Anti-β2 glycoprotein I antibodies cause inflammation and recruit dendritic cells in platelet clearance

Scavenger phagocytes are mostly responsible for the in vivo clearance of activated or senescent platelets, In contrast to other particulate substrates, the phagocytosis of platelets does not incite proinflammatory responses in vivo. This study assessed the contribution of macrophages and dendritic cells (DCs) to the clearance of activated platelets, Furthermore, we verified whether antibodies against the beta2 Glycoprotein I (beta 2GPI), which bind to activated platelets, influence the phenomenon. DCs did not per se internalise activated platelets.
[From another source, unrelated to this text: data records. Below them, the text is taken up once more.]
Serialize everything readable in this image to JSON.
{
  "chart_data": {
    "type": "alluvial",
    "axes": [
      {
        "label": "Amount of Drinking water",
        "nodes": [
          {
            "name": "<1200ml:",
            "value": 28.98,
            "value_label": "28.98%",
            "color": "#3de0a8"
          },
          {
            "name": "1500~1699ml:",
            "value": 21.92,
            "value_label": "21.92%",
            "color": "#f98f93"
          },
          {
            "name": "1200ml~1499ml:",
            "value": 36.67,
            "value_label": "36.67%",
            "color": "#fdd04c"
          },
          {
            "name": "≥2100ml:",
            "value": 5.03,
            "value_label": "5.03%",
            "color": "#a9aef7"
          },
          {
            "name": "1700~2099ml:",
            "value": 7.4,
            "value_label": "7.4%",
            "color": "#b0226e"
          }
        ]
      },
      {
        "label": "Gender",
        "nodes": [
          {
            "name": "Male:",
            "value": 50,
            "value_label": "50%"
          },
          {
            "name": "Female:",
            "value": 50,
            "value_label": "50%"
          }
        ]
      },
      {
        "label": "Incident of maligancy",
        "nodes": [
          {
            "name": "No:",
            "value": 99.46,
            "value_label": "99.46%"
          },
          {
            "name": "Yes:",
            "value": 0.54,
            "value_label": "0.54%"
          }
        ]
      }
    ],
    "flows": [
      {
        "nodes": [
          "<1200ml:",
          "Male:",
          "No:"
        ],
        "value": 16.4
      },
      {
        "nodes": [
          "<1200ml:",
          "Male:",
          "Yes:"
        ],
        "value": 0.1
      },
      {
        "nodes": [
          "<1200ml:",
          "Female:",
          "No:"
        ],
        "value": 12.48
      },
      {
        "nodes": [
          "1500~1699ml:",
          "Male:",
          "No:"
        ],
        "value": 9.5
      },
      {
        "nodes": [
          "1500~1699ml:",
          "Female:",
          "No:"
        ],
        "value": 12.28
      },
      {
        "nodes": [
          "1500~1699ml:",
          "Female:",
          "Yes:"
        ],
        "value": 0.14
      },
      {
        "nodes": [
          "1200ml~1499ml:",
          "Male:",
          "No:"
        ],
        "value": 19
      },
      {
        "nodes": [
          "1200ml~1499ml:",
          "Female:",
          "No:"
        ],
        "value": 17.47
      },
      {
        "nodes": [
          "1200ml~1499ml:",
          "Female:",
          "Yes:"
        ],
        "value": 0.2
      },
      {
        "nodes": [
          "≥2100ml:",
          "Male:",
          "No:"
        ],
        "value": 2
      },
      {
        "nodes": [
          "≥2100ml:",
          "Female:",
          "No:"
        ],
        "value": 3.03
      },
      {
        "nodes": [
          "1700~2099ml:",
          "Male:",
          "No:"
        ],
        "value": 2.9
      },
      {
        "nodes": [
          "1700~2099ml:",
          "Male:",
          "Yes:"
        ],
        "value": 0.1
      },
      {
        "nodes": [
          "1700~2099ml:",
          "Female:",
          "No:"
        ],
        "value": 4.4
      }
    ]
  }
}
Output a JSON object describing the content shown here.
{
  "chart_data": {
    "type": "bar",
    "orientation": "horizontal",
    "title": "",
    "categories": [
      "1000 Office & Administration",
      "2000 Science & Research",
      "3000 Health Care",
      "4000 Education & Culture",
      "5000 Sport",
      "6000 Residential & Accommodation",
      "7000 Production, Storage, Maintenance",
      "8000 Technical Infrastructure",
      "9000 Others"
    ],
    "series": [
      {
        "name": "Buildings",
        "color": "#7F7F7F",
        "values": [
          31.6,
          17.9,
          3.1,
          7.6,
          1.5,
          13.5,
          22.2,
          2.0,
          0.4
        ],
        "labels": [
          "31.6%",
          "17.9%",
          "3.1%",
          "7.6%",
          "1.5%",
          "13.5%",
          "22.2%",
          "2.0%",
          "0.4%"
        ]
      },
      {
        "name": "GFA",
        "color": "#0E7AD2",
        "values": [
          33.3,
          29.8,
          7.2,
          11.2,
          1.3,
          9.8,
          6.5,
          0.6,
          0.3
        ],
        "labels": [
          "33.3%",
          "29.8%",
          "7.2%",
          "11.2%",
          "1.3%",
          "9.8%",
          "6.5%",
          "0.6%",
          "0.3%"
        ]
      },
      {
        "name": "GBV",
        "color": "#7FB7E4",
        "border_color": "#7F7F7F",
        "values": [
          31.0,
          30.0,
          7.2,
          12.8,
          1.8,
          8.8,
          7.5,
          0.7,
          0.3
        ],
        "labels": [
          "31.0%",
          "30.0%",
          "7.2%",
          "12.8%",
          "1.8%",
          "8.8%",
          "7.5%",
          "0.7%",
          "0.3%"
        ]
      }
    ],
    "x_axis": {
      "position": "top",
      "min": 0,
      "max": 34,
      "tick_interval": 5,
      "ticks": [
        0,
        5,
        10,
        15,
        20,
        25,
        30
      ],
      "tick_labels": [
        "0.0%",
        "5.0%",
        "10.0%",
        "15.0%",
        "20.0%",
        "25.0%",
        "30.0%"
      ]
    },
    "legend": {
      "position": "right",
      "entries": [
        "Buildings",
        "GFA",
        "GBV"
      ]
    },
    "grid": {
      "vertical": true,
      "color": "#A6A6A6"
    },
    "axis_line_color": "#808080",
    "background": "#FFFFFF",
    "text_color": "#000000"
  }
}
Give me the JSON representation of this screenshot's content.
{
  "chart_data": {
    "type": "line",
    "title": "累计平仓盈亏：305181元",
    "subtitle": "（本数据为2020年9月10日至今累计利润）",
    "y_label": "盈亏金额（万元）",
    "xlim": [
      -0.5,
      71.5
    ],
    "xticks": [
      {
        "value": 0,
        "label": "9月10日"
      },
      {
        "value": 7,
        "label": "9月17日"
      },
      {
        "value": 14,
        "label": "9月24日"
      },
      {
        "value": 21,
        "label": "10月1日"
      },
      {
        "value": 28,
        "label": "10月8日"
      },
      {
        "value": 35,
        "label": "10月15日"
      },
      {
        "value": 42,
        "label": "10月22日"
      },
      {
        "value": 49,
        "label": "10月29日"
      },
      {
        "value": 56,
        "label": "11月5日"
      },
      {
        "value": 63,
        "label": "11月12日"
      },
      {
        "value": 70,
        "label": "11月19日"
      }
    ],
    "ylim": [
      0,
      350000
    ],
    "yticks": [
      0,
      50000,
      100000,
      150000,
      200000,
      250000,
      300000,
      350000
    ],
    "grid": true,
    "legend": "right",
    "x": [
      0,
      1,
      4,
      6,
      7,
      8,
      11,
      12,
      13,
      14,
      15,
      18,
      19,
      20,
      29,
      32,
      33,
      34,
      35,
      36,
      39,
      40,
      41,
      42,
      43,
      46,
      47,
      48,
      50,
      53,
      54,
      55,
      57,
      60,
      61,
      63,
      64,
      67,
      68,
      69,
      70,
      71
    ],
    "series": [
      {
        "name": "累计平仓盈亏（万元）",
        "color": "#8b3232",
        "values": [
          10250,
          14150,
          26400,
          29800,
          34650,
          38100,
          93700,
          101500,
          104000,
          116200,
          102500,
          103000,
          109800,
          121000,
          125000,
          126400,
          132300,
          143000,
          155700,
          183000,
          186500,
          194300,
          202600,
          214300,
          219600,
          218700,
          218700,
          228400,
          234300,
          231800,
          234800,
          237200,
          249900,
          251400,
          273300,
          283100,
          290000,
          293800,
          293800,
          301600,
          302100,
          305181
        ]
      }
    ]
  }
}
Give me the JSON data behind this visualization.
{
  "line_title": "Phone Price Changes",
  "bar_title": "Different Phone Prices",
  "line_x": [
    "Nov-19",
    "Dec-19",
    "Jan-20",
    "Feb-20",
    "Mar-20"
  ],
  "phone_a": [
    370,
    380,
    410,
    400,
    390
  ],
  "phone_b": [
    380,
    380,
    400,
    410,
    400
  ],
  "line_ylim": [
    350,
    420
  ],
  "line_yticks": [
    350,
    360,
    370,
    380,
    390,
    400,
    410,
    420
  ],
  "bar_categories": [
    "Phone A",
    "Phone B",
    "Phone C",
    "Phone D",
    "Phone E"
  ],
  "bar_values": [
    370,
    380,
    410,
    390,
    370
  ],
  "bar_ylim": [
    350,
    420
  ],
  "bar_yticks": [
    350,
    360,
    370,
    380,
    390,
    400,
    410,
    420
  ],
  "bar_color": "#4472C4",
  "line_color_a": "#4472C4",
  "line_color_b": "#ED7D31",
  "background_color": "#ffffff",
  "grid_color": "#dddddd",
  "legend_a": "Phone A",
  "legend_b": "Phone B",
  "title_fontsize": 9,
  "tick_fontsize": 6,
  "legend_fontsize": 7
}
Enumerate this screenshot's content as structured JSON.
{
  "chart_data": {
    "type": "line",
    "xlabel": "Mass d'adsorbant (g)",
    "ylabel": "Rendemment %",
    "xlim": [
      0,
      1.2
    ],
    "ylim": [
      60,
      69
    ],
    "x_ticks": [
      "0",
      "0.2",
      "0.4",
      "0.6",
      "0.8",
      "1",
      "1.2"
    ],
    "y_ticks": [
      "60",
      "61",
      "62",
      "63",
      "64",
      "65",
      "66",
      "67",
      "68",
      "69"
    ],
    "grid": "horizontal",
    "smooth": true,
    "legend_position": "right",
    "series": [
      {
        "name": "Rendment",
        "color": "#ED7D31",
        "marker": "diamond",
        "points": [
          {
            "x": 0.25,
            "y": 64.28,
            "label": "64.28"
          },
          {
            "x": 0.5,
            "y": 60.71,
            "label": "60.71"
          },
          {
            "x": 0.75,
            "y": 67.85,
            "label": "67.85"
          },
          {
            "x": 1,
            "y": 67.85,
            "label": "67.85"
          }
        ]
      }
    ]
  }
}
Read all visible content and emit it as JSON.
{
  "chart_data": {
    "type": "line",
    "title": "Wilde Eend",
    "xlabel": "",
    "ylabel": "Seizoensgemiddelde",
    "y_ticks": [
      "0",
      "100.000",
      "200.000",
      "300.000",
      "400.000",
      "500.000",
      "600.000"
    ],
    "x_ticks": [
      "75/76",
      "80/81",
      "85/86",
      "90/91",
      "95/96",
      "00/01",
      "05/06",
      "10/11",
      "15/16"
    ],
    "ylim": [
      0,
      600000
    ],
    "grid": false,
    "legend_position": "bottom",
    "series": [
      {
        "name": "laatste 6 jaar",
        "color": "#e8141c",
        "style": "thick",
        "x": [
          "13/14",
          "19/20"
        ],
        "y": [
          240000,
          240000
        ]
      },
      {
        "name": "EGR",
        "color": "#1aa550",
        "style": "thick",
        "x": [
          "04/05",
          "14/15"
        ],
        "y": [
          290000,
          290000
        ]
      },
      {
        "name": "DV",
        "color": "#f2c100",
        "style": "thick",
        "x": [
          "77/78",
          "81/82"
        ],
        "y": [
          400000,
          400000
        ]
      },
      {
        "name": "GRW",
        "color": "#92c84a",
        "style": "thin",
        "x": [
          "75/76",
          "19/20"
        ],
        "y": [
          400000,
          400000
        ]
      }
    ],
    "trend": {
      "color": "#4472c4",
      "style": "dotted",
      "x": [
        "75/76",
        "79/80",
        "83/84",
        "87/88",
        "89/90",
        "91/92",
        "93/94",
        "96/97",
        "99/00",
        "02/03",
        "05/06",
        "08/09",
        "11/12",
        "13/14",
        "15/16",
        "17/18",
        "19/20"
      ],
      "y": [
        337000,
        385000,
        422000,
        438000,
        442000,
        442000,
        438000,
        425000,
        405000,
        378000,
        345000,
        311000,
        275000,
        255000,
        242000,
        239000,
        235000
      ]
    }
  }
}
In contrast, macrophages efficiently phagocytosed platelets, In agreement with the uneventful nature of the clearance of platelets in vivo. phagocytosing macrophages did not release IL-1 beta, TNF-alpha or IL-10. beta 2GPI bound to activated platelets and was required for their recognition by anti-beta 2GPI antibodies. DCs internalised platelets opsonised by anti-beta 2GPI antibodies. The phagocytosis of opsonised platelets determined the release of TNF-alpha and IL-1 beta by DCs and macrophages. Phagocytosing macrophages, but not DCs, secreted the antiinflammatory cytokine IL-10. We conclude that anti-beta 2GPI antibodies cause inflammation during platelet clearance and shuttle platelet antigens to antigen presenting DCs.